A 200-year-old European farm credit system could soon help more West African farmers secure bank loans and get better prices for their produce. The Food and Agriculture Organization plans to extend the concept of agricultural warrantage to Burkina Faso, Mali, and Senegal after a test project boosted farm incomes and crop yields in Niger.

Under warrantage, farmers can leverage their produce inventories for credit. Instead of selling their produce immediately after harvest—when prices are lowest—to generate financing for the following season, farmers can store their harvest and use it as collateral for bank credit. The produce is stored in locked warehouses secured by banks, which then extend credit based on the value of the stored harvest.

Farmers can use the up-front bank finance to purchase inputs for the next season, while also storing their harvests until deep into the off-season when produce scarcity boosts prices.
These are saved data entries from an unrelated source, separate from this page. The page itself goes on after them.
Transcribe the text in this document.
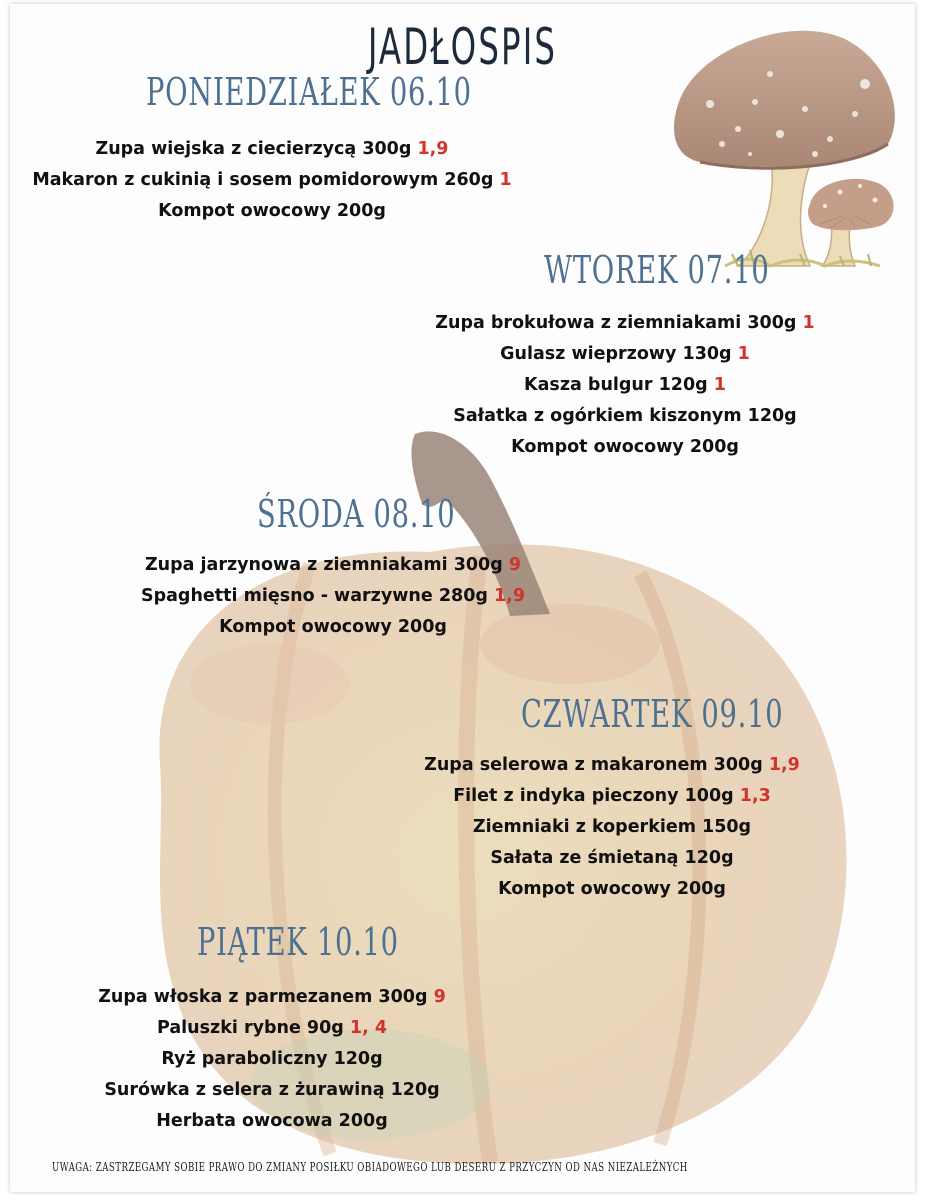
JADŁOSPIS
PONIEDZIAŁEK 06.10
Zupa wiejska z ciecierzycą 300g 1,9
Makaron z cukinią i sosem pomidorowym 260g 1
Kompot owocowy 200g
WTOREK 07.10
Zupa brokułowa z ziemniakami 300g 1
Gulasz wieprzowy 130g 1
Kasza bulgur 120g 1
Sałatka z ogórkiem kiszonym 120g
Kompot owocowy 200g
ŚRODA 08.10
Zupa jarzynowa z ziemniakami 300g 9
Spaghetti mięsno - warzywne 280g 1,9
Kompot owocowy 200g
CZWARTEK 09.10
Zupa selerowa z makaronem 300g 1,9
Filet z indyka pieczony 100g 1,3
Ziemniaki z koperkiem 150g
Sałata ze śmietaną 120g
Kompot owocowy 200g
PIĄTEK 10.10
Zupa włoska z parmezanem 300g 9
Paluszki rybne 90g 1, 4
Ryż paraboliczny 120g
Surówka z selera z żurawiną 120g
Herbata owocowa 200g
UWAGA: ZASTRZEGAMY SOBIE PRAWO DO ZMIANY POSIŁKU OBIADOWEGO LUB DESERU Z PRZYCZYN OD NAS NIEZALEŻNYCH
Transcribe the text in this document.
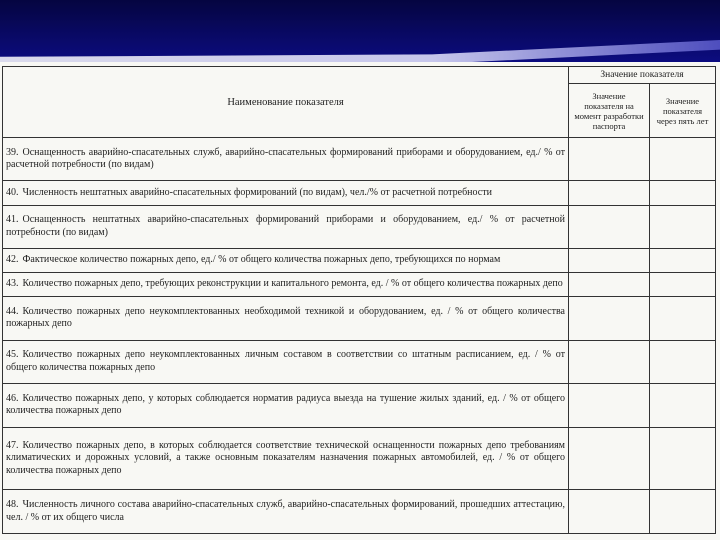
Наименование показателя	Значение показателя	
	Значение показателя на момент разработки паспорта	Значение показателя через пять лет
39. Оснащенность аварийно-спасательных служб, аварийно-спасательных формирований приборами и оборудованием, ед./ % от расчетной потребности (по видам)		
40. Численность нештатных аварийно-спасательных формирований (по видам), чел./% от расчетной потребности		
41. Оснащенность нештатных аварийно-спасательных формирований приборами и оборудованием, ед./ % от расчетной потребности (по видам)		
42. Фактическое количество пожарных депо, ед./ % от общего количества пожарных депо, требующихся по нормам		
43. Количество пожарных депо, требующих реконструкции и капитального ремонта, ед. / % от общего количества пожарных депо		
44. Количество пожарных депо неукомплектованных необходимой техникой и оборудованием, ед. / % от общего количества пожарных депо		
45. Количество пожарных депо неукомплектованных личным составом в соответствии со штатным расписанием, ед. / % от общего количества пожарных депо		
46. Количество пожарных депо, у которых соблюдается норматив радиуса выезда на тушение жилых зданий, ед. / % от общего количества пожарных депо		
47. Количество пожарных депо, в которых соблюдается соответствие технической оснащенности пожарных депо требованиям климатических и дорожных условий, а также основным показателям назначения пожарных автомобилей, ед. / % от общего количества пожарных депо		
48. Численность личного состава аварийно-спасательных служб, аварийно-спасательных формирований, прошедших аттестацию, чел. / % от их общего числа		
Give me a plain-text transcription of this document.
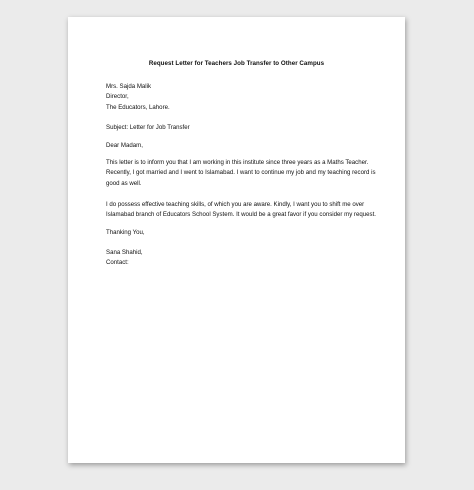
Request Letter for Teachers Job Transfer to Other Campus
Mrs. Sajda Malik
Director,
The Educators, Lahore.
Subject: Letter for Job Transfer
Dear Madam,
This letter is to inform you that I am working in this institute since three years as a Maths Teacher.
Recently, I got married and I went to Islamabad. I want to continue my job and my teaching record is
good as well.
I do possess effective teaching skills, of which you are aware. Kindly, I want you to shift me over
Islamabad branch of Educators School System. It would be a great favor if you consider my request.
Thanking You,
Sana Shahid,
Contact:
When the stored produce is marketed at offseason prices, farmers can use the proceeds to pay off the banks and retain any remaining earnings as profit.

Banking for all

Half the world’s population is “unbanked.” This means that 2.9 billion adults do not have the opportunity to save, get loans, or manage their finances for the future.

In many Asia-Pacific Economic Cooperation (APEC) economies, the percentage of the adult population with access to a bank account is still low, with rates in Indonesia, Papua New Guinea, Peru, the Philippines, and Vietnam below 40 percent. The result is that large portions of society cannot save or get credit, or are forced to access credit at inflated prices in informal markets—for example, through loan sharks—which can lead to inescapable debt spirals.

A recent APEC forum in Sapporo, Japan, explored possible solutions to the problem, such as expanded mobile phone banking and greater use of agent banking, a system under which retail outlets such as shops and post offices act as agents for banks.

Ray power

The Asian Development Bank (ADB) announced an Asian solar energy initiative to generate some 3,000 megawatts of solar power over the next three years.

“With energy demand projected to almost double in the Asia and Pacific region by 2030, there is an urgent need for innovative ways to generate power while at the same time reducing greenhouse gas emissions,” ADB Managing Director General Rajat Nag said at the project’s launch in Tashkent, Uzbekistan.

The ADB plans to provide $2.25 billion in finance to the initiative, which is expected to spur an additional $6.75 billion in solar power investments over the same period. Nag noted the significance of the initiative’s launch in Central Asia, a region that is particularly reliant on carbon-intensive energy sources but well suited to solar energy development.